In-person and virtual festival showcases films from Arab world and diaspora.
The Arab American National Museum in Dearborn, Michigan, will kick off the Arab Film Festival on Friday.
Home to one of the largest Arab-American communities in the country, some consider Dearborn to be the “Arab capital” of the US and the museum has been devoted to documenting, preserving and presenting the history, culture and contributions of the community since 2005.
The annual festival will run from August 12 to 21, with a line-up featuring comedy shorts and documentaries tackling America’s Israel bias.
“As a young Arab American myself, I never really saw my story, my family story reflected in the music I listened to or the films that I watched or the textbooks in my classroom,” said Dave Serio, curator of education at the museum.
“So our goal really is to kind of inspire Arab Americans to see their stories, their perspective, people that look like them, names that they might have, on the big screen.”
Beginning in 2005, it is one of the museum’s longest-running programmes and offers a range of windows into Arab cinematic creativity and storytelling.
One of the films in this year’s set is When Beirut Was Beirut from writer-director Alessandra El Chanti. The short is a “poetic hybrid documentary” that focuses on an imagined conversation between three famous buildings in the Lebanese capital and what they witnessed during the country’s civil war.
“I wonder what inanimate objects could say, because they also have stories, too,” Ms El Chanti, a Lebanese citizen who now lives in Doha, Qatar, told The National.
“I feel like we always go to Lebanon and we’re just passers-by — we recognise that there are war-torn buildings, you can see the bullet holes.
The film, which began production in 2020, was produced entirely over Zoom by an all-Lebanese team of six artists.
Many of the films at this year’s festival will be making their US or Michigan state debut, Mr Serio said.
Ms El Chanti hopes members of the Lebanese diaspora watching her film at the festival walk away feeling “there’s a lot that you should learn about your country that you don’t know about — it literally could be from the perspective of anything and everything”.
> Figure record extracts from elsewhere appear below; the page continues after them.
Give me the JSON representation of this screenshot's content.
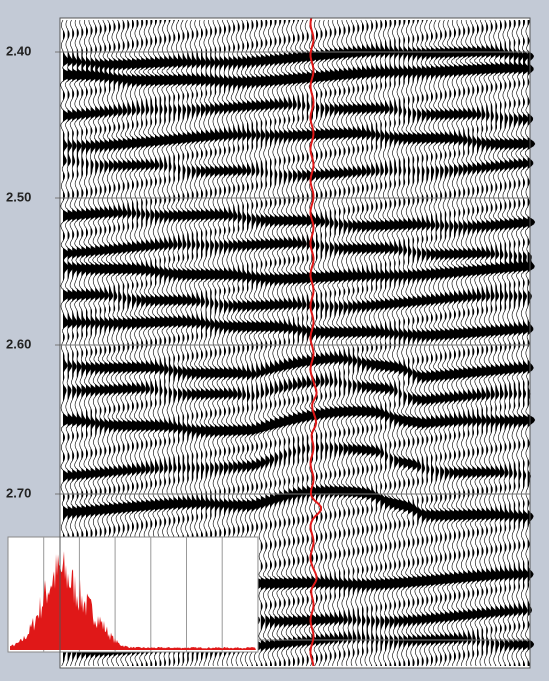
{
  "time_axis": {
    "labels": [
      "2.40",
      "2.50",
      "2.60",
      "2.70"
    ]
  }
}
Yasmina Tawil, the director of film programming at the Arab Film and Media Institute — one of the festival’s sponsors — told The National that while Arab film festivals such as this are considered “niche” in the entertainment industry, they can build towards more inclusion in the mainstream.
“We’re not a Sundance, we’re not a Cannes.
“But when a distributor goes to pick up a film, [the festivals] will add to the credence and the hype of the film. And I would at least hope that distributors would look at that as a sign of one of their big audiences … already knows about and really likes the film enough to programme it in their festival.”
“They’ll get picked up for distribution in the Middle East, in Europe and then maybe not make it over here [to the US]. Or if a torrented copy does, it might not have English subtitles and things like that.”
She added that her institute’s mission is, in part, to serve as a “caretaker” for Arab films in America.
The museum has offered both virtual and in-person attendance options, opening its mission to viewers across state and national borders.
“The Arab-American community is ridiculously talented,” said Mr Serio. “And our film festival is just honoured to be able to showcase a fraction of the amazing work that the Arab-American community is working on.”